Spot Ocean offers best-in-class container-driven autoscaling that continuously monitors your environment, reacting to and remedying any infrastructure gap between the desired and actual running containers.
The way this typically plays out is that when there are more containers than underlying cloud infrastructure, Ocean immediately starts provisioning additional nodes to the cluster so the container’s infrastructure requirements will be satisfied.
Once the nodes are successfully created, the process of adding them as nodes (or container instances for ECS clusters) takes place and when finally done this new infrastructure is operational. All in all the process can take anywhere from 1 to ~15 minutes.
While that is fine for many applications, in some cases several minutes of throttled service might impact users significantly. Try imagining your video chat application lagging for 3 minutes…
Ocean Headroom
For these cases we provide Ocean Headroom, an intelligent and controlled implementation of infrastructure overprovisioning that allocates just the right amount of spare resources, available for whenever relevant applications need to scale out. With headroom, applications can instantly scale out as there’s absolutely zero seconds of infrastructure prep, as the nodes are already there.
Of course, provisioning spare nodes costs money, and managing the amount and type of compute that is absolutely necessary for immediate scaling is a difficult task, especially in a hyper-dynamic containerized cluster environment .

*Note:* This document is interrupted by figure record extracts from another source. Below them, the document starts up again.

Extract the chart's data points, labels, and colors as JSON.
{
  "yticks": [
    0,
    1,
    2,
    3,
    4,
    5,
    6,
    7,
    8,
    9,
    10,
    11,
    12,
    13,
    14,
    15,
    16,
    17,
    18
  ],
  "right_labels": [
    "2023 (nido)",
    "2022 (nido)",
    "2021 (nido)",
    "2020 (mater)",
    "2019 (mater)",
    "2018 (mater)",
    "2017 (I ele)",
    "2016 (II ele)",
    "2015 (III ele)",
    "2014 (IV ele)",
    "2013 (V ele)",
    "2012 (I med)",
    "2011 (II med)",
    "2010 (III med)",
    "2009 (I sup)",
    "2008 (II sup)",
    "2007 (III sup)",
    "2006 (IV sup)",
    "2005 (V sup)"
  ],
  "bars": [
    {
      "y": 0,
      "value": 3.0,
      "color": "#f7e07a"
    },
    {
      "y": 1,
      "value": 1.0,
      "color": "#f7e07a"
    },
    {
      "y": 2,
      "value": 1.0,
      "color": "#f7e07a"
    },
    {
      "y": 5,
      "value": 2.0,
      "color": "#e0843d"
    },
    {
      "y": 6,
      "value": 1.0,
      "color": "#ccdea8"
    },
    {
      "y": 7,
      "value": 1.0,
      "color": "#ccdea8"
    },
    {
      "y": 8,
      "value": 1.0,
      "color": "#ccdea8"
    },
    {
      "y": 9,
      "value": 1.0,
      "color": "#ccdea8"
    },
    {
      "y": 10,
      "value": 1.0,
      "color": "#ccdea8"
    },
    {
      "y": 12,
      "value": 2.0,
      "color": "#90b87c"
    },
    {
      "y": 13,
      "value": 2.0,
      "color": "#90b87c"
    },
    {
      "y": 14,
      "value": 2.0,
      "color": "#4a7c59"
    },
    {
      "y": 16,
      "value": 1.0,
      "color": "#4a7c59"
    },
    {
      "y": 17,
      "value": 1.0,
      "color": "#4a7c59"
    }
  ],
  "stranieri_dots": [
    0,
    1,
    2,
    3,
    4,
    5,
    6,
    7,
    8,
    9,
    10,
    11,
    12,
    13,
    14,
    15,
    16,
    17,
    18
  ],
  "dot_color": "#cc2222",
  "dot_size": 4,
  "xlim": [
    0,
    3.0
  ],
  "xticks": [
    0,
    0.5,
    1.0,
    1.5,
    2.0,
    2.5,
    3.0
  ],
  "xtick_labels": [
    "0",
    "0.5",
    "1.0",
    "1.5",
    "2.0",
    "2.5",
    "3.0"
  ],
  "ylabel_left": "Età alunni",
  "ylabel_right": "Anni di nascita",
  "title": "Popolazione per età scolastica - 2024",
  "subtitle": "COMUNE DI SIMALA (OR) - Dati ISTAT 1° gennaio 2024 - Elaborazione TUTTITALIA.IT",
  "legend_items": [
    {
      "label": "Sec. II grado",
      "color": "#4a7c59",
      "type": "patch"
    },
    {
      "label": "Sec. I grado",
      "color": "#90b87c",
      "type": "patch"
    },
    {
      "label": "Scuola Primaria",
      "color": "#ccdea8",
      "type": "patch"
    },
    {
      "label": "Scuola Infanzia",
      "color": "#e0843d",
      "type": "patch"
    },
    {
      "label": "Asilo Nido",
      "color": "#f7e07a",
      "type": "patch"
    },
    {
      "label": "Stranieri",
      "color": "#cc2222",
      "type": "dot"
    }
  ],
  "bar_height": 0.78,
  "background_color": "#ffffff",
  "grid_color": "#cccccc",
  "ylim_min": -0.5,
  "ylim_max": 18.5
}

That’s why Ocean Headroom is designed to abstract these considerations away and provide a balanced amount of extra resources, generated for specific applications in accordance with Ocean’s prediction algorithms, which consider the volume of past scaling events in the cluster.
Automatic headroom
This type of headroom which predicts the next applications to scale out is called automatic headroom. It runs an hourly check and based on the usage trend modifies the cluster’s extra resources. To keep it dynamic yet let the users control its overall size – automatic headroom size is configured as a function of the cluster size.
Manual headroom
Ocean also provides manual headroom. This is configured in Ocean’s VNG (Virtual Node Group) settings, and allows specifying the exact amount of resources that should be running in the VNG as headroom. It is useful for cluster administrators that are very much aware of their applications’ behavior and can tell precisely which workloads/VNGs will benefit from specific amounts of headroom.
Manual and automatic headroom – a complementary relationship
Previously you could only use either automatic headroom or manual headroom, not both. However, Ocean customer feedback showed that these two variations of headroom perfectly complement each other.

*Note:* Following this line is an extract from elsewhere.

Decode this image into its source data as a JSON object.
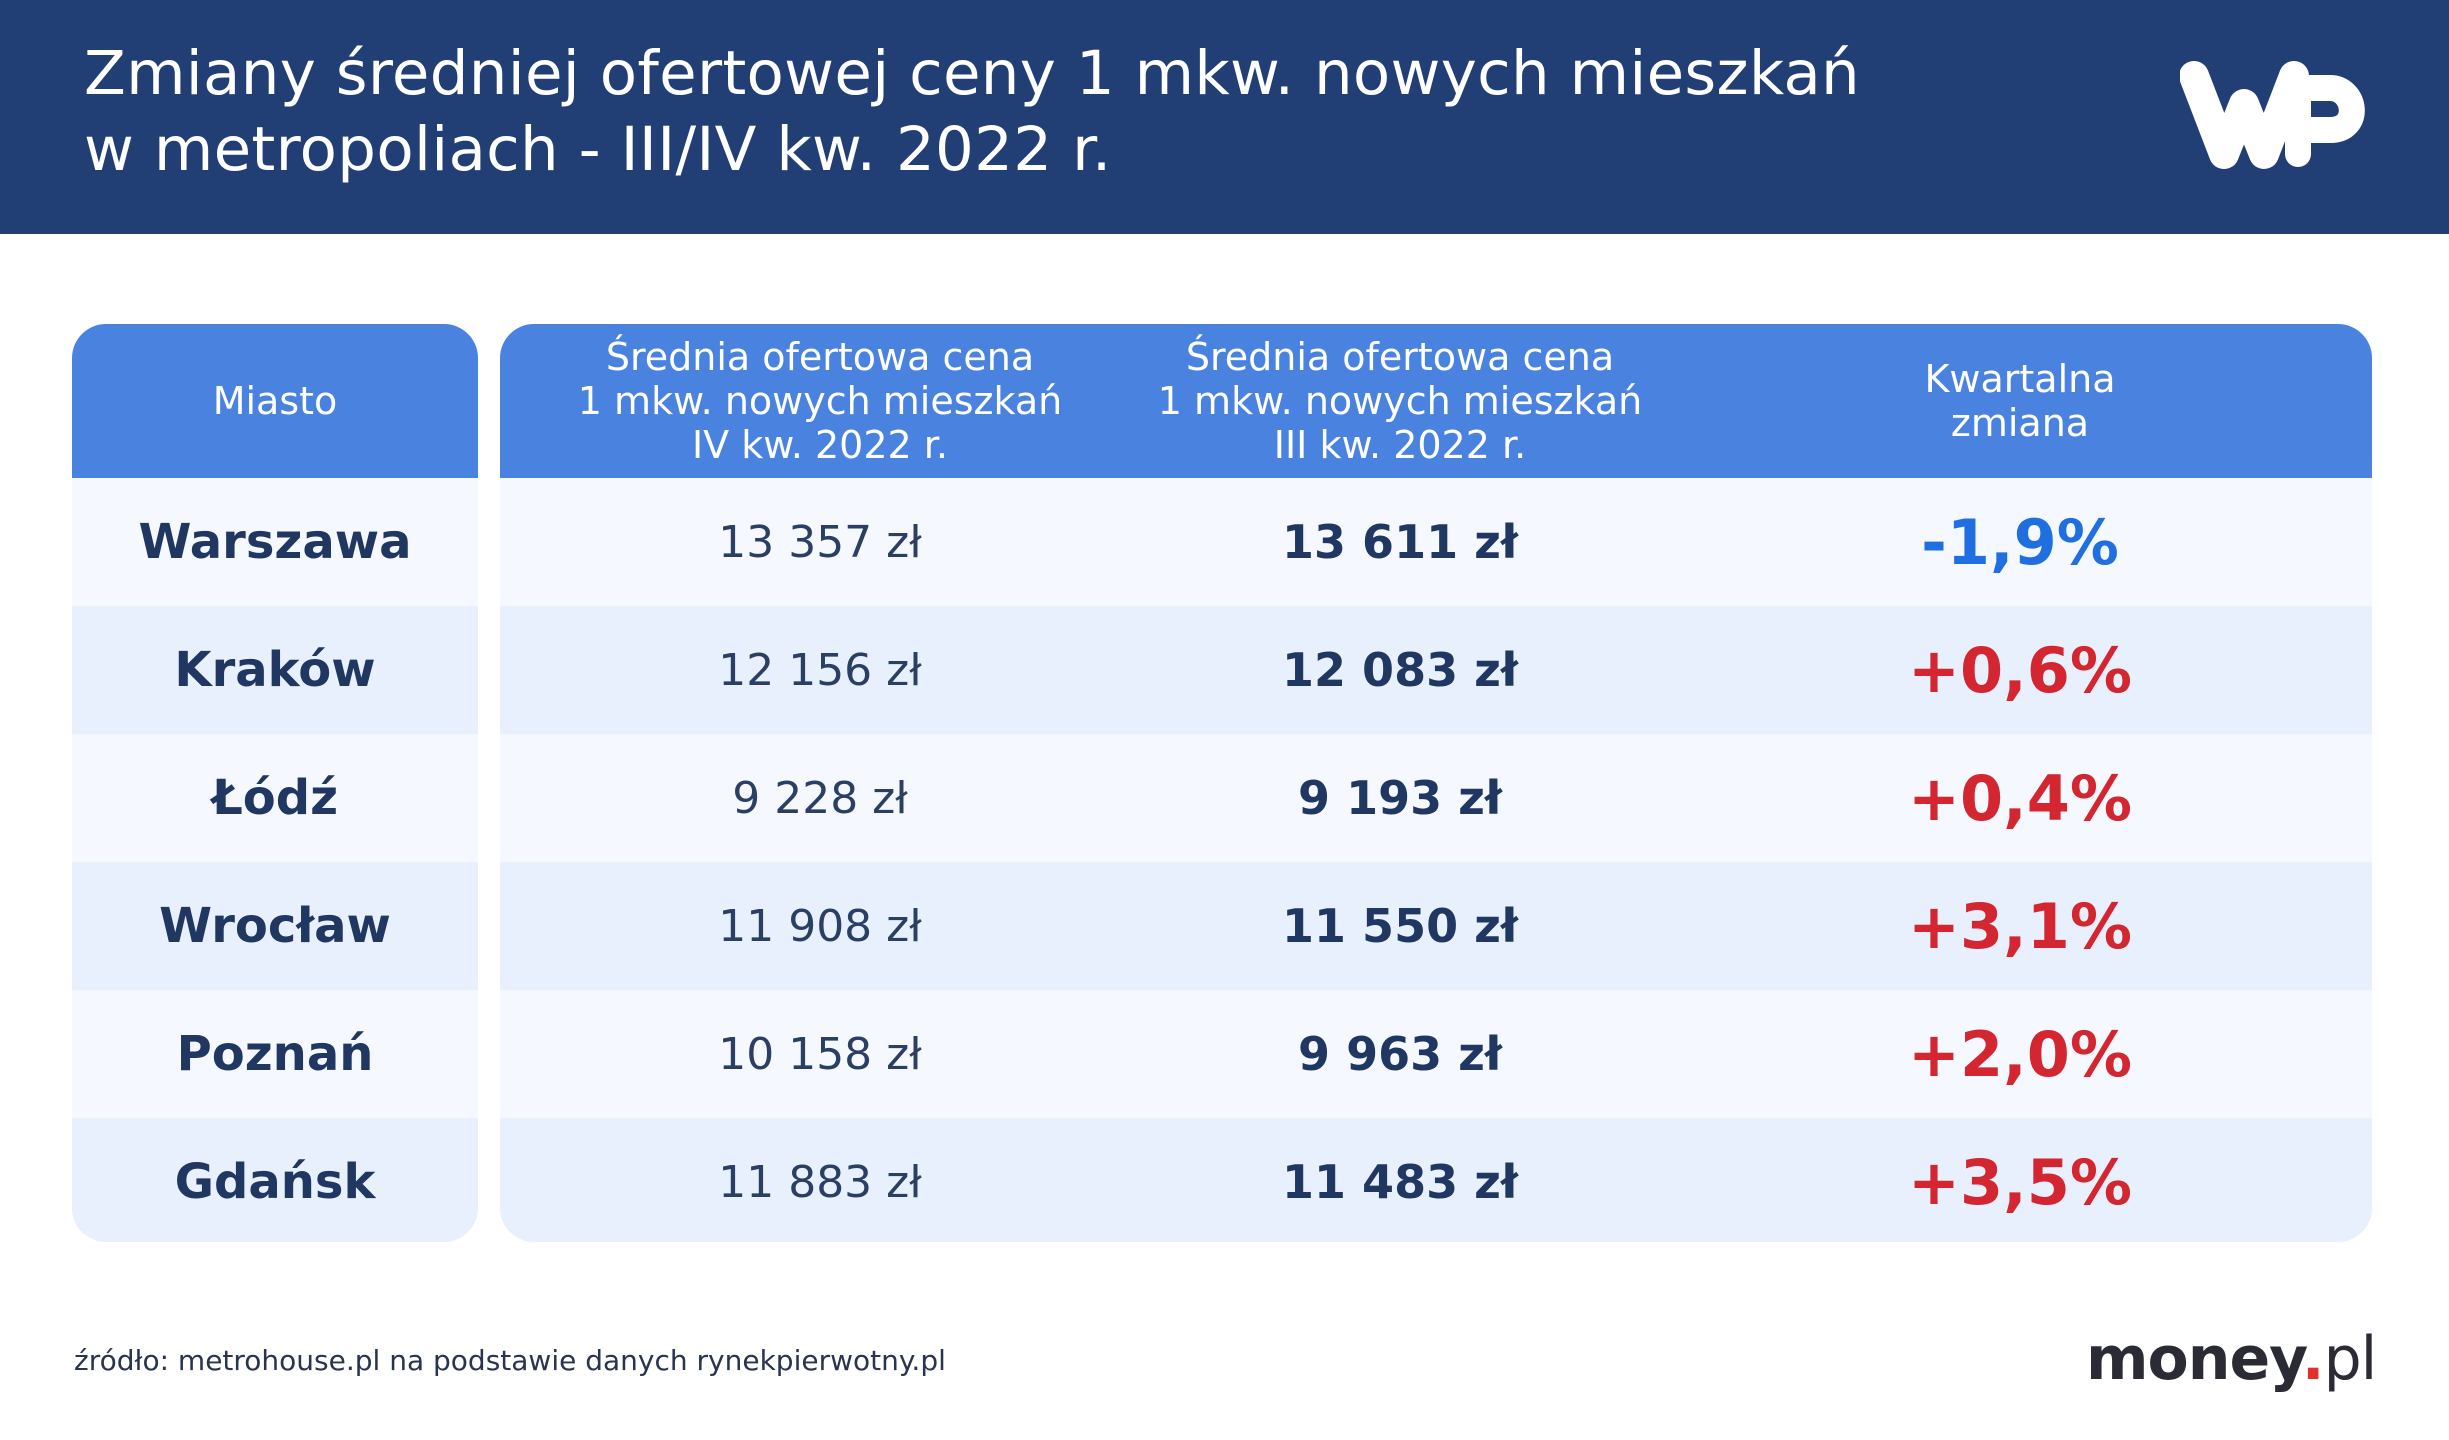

Take for example a queuing application that doesn’t scale much but feeds all user-facing services. Due to its scaling nature, Ocean’s automatic headroom prediction algorithm will focus on allocating spare resources for more dynamic applications. However, as the queuing application plays a critical role, using manual headroom to allocate resources for 1-2 more replicas can come handy when the queue fills up and might cause latency for many services.
This new mode of being able to define both automatic and manual headroom concurrently can be opted into by setting the “enableAutomaticAndManualHeadroom” cluster level flag as true in the Ocean API. For AWS API see here and GCP here. In Azure this is enabled by default
Ocean console users will be shown a notification in the UI allowing them to opt in.
This notification will appear next to the headroom type (automatic/manual per VNG) . Click Activate to opt in to the new mode so you can enable optimal overprovisioning for ALL your mission-critical services. With this set, your infrastructure can scale instantaneously.